REGIONALLY EXTENSIVE 85-70 MA COOLING OF THE SOUTHERN SIERRA NEVADA AND NORTHWEST MOJAVE DESERT BATHOLITH: IMPLICATIONS FOR THE INITIATION OF SHALLOW SUBDUCTION


SHULAKER, Danielle Ziva1, GROVE, Marty2, VAN BUER, Nicholas J.3, JACOBSON, Carl E.4, NOURSE, Jonathan A.3 and LOVERA, Oscar M.5, (1)Department of Geological Sciences, Stanford University, Stanford, CA 94305; Geological Sciences and Engineering, University of Nevada, Reno, Reno, NV 89557, (2)Department of Geological Sciences, Stanford University, Stanford, CA 94305, (3)Department of Geological Sciences, California State Polytechnic University, Pomona, 3801 W Temple Ave, Pomona, CA 91768, (4)Department of Earth and Space Sciences, West Chester University of Pennsylvania, West Chester, PA 19383; Department of Geological and Atmospheric Sciences, Iowa State University, Ames, IA 50011, (5)Dept. of Earth, Planetary and Space Sciences, Univ. of California, Los Angeles, CA 90095-1567

Late Cretaceous shallow subduction extinguished mid-Cretaceous arc magmatism close to the California margin, refrigerated the batholith, and underplated its southern extent with trench-derived sediment (Rand Schist).

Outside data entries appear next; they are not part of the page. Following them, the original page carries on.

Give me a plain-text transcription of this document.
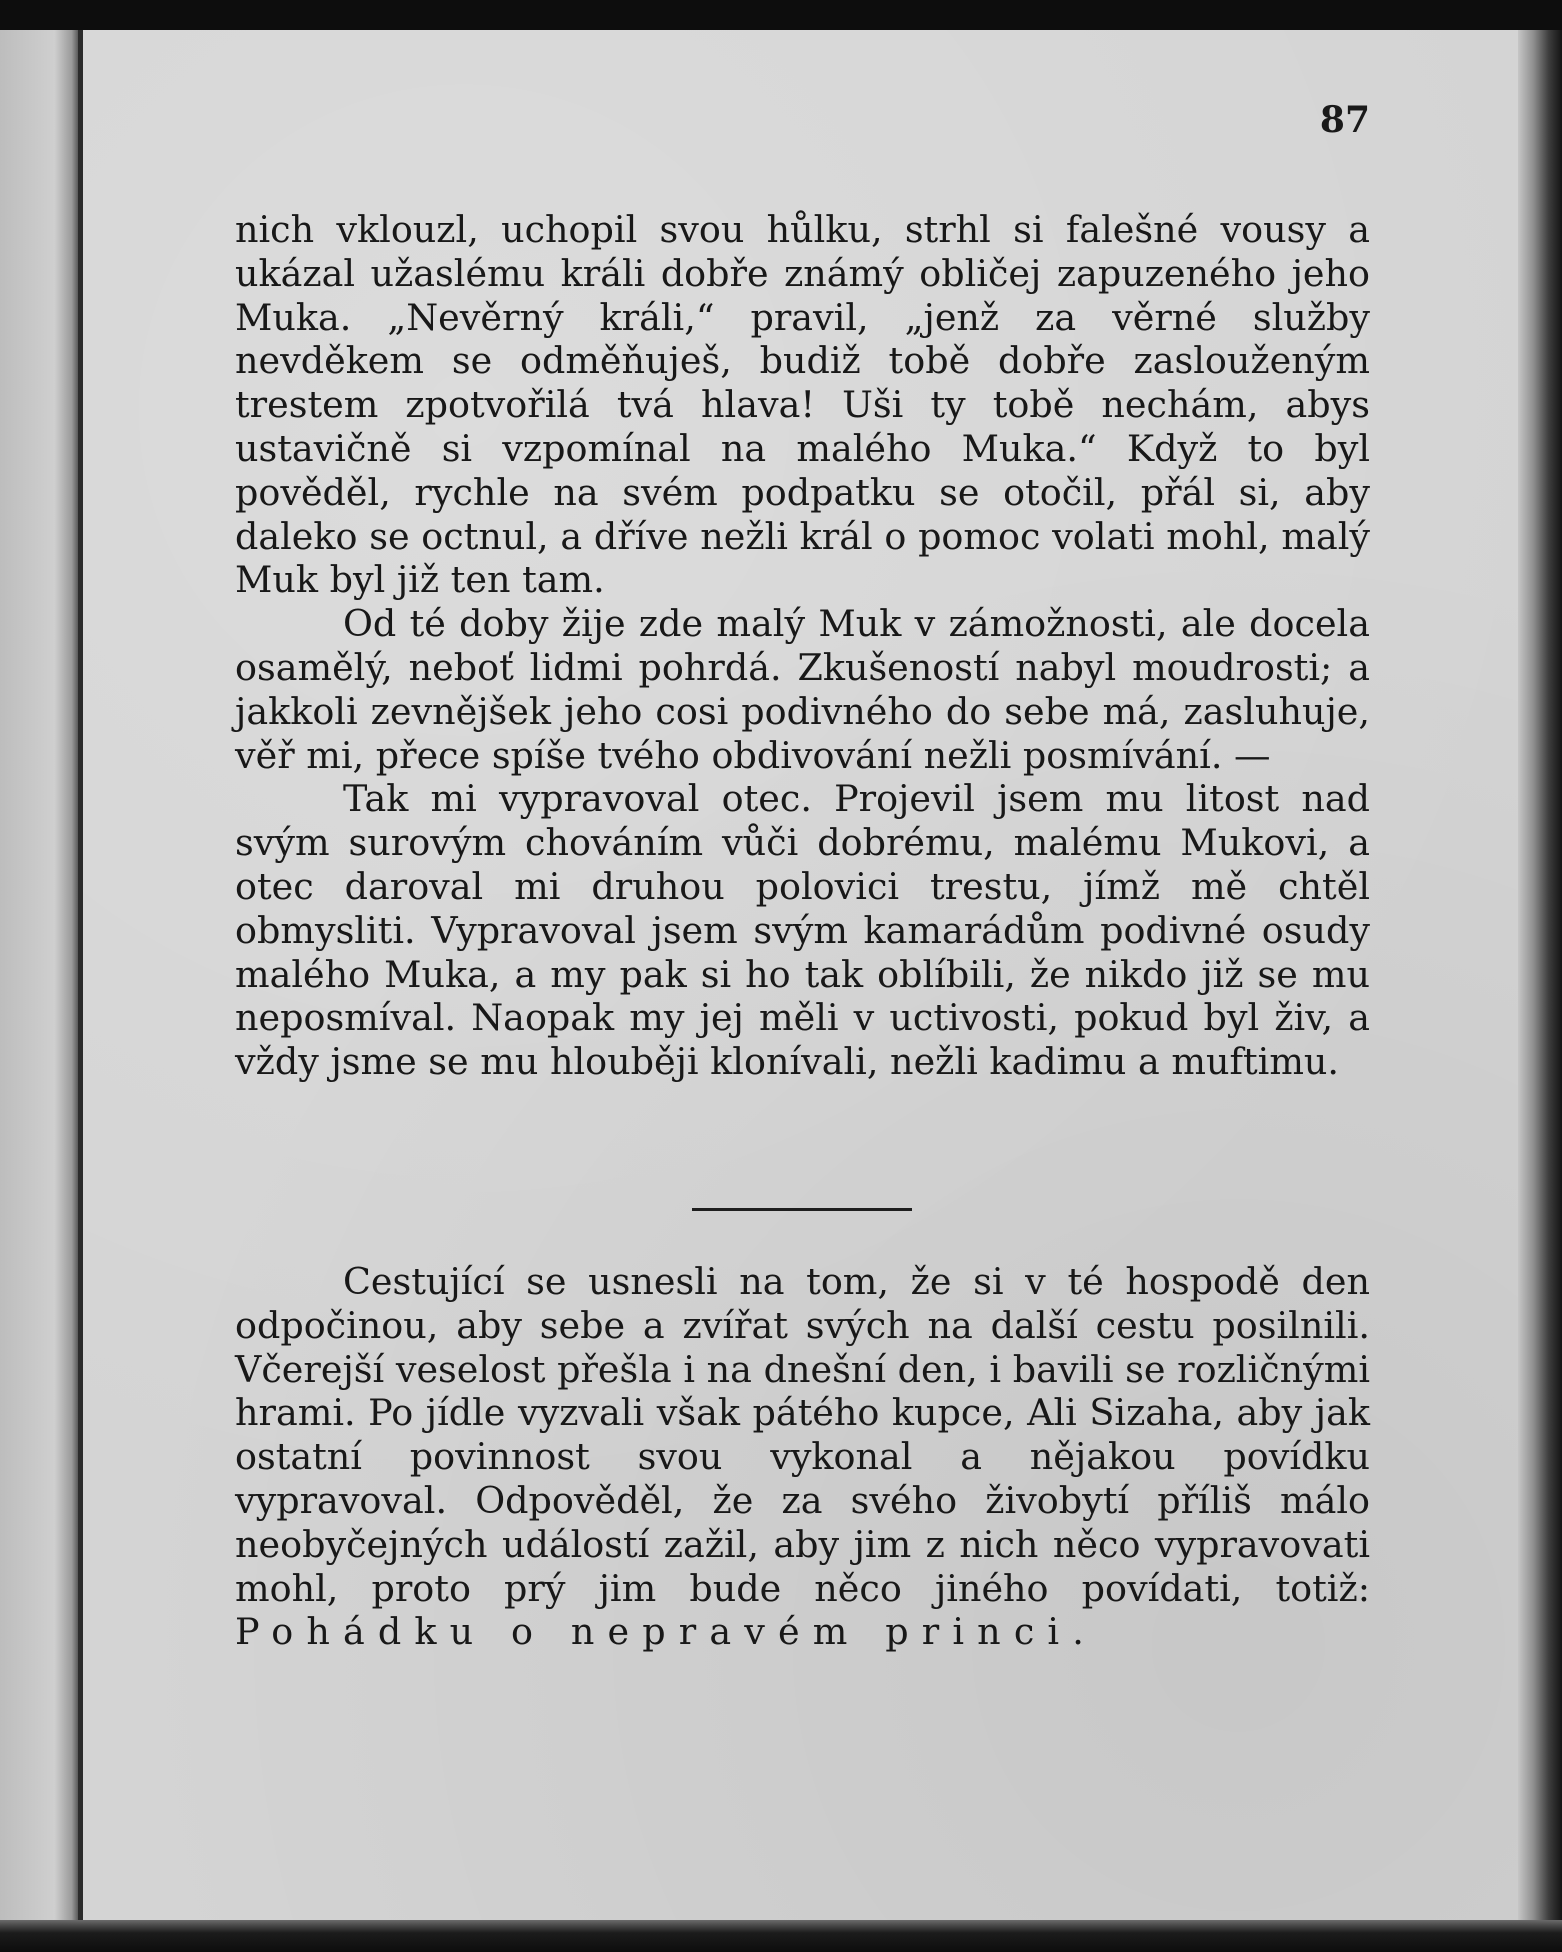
87

nich vklouzl, uchopil svou hůlku, strhl si falešné vousy a ukázal užaslému králi dobře známý obličej zapuzeného jeho Muka. „Nevěrný králi,“ pravil, „jenž za věrné služby nevděkem se odměňuješ, budiž tobě dobře zaslouženým trestem zpotvořilá tvá hlava! Uši ty tobě nechám, abys ustavičně si vzpomínal na malého Muka.“ Když to byl pověděl, rychle na svém podpatku se otočil, přál si, aby daleko se octnul, a dříve nežli král o pomoc volati mohl, malý Muk byl již ten tam.

Od té doby žije zde malý Muk v zámožnosti, ale docela osamělý, neboť lidmi pohrdá. Zkušeností nabyl moudrosti; a jakkoli zevnějšek jeho cosi podivného do sebe má, zasluhuje, věř mi, přece spíše tvého obdivování nežli posmívání. —

Tak mi vypravoval otec. Projevil jsem mu litost nad svým surovým chováním vůči dobrému, malému Mukovi, a otec daroval mi druhou polovici trestu, jímž mě chtěl obmysliti. Vypravoval jsem svým kamarádům podivné osudy malého Muka, a my pak si ho tak oblíbili, že nikdo již se mu neposmíval. Naopak my jej měli v uctivosti, pokud byl živ, a vždy jsme se mu hlouběji klonívali, nežli kadimu a muftimu.

Cestující se usnesli na tom, že si v té hospodě den odpočinou, aby sebe a zvířat svých na další cestu posilnili. Včerejší veselost přešla i na dnešní den, i bavili se rozličnými hrami. Po jídle vyzvali však pátého kupce, Ali Sizaha, aby jak ostatní povinnost svou vykonal a nějakou povídku vypravoval. Odpověděl, že za svého živobytí příliš málo neobyčejných událostí zažil, aby jim z nich něco vypravovati mohl, proto prý jim bude něco jiného povídati, totiž: Pohádku o nepravém princi.
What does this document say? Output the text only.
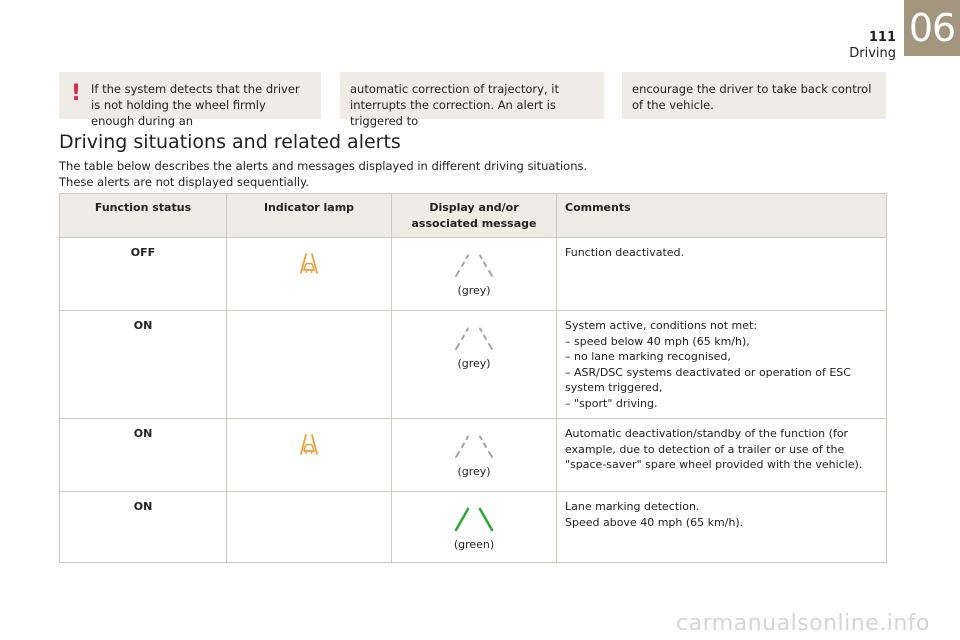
111
Driving
06
! If the system detects that the driver is not holding the wheel firmly enough during an
automatic correction of trajectory, it interrupts the correction. An alert is triggered to
encourage the driver to take back control of the vehicle.
Driving situations and related alerts
The table below describes the alerts and messages displayed in different driving situations.
These alerts are not displayed sequentially.
Function status	Indicator lamp	Display and/or associated message	Comments
OFF		(grey)	Function deactivated.

ON		(grey)	System active, conditions not met:
– speed below 40 mph (65 km/h),
– no lane marking recognised,
– ASR/DSC systems deactivated or operation of ESC system triggered,
– "sport" driving.

ON		(grey)	Automatic deactivation/standby of the function (for example, due to detection of a trailer or use of the "space-saver" spare wheel provided with the vehicle).

ON		(green)	Lane marking detection.
Speed above 40 mph (65 km/h).
carmanualsonline.info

We have acquired a regionally extensive K-feldspar thermal history data set (n= 115) from the southern Sierra Nevada and western Mojave basement. Collectively, this extensive database of K-feldspar 40Ar/39Ar thermal histories constrains the magnitude and timing of Laramide subduction refrigeration over a > 18,000 km2 area. Modeled thermal histories document that the southwestern Sierra Nevada experienced rapid cooling from 85–80 Ma at rates that approached 70 °C/m.y. The southeastern Sierra Nevada/western Mojave cooled later (75–70 Ma) at maximum rates of 50 °C/m.y. Near-unimodal detrital K-feldspar 40Ar/39Ar total fusion age distributions and thermal histories measured from Eocene-Miocene forearc strata derived from the southern Sierra Nevada and broader Mojave region confirm subduction refrigeration extended into the shallow crust and affected a broad region of the Mojave Desert province. Exhumation of Rand Schist, exposed in the deepest structural depths throughout the region, was also diachronous. For example, deep-seated plutonic rocks and Rand Schist in the southwesternmost Sierra Nevada in the San Emigdio Mountains were rapidly exhumed between 90–80 Ma and reached the surface by the early Eocene. Alternatively, Rand Schist and upper plate granitoids exhumed along the Garlock fault up to 85 km east (i.e., Rand Mountains) cooled slowly throughout the early Cenozoic and persisted at mid-crustal depths (10–20 km) until 20 Ma. Exhumation of the schist in this easterly domain was accommodated by slip along the Rand detachment fault between 20 to 10 Ma. This extensional faulting appears to have been temporally and kinematically linked to initiation of the Garlock fault. Final exhumation during the Miocene was broadly related to Basin and Range extension and slab-window volcanism along the Garlock fault that collectively was triggered by northwestward migration of the Mendocino triple junction along the California margin.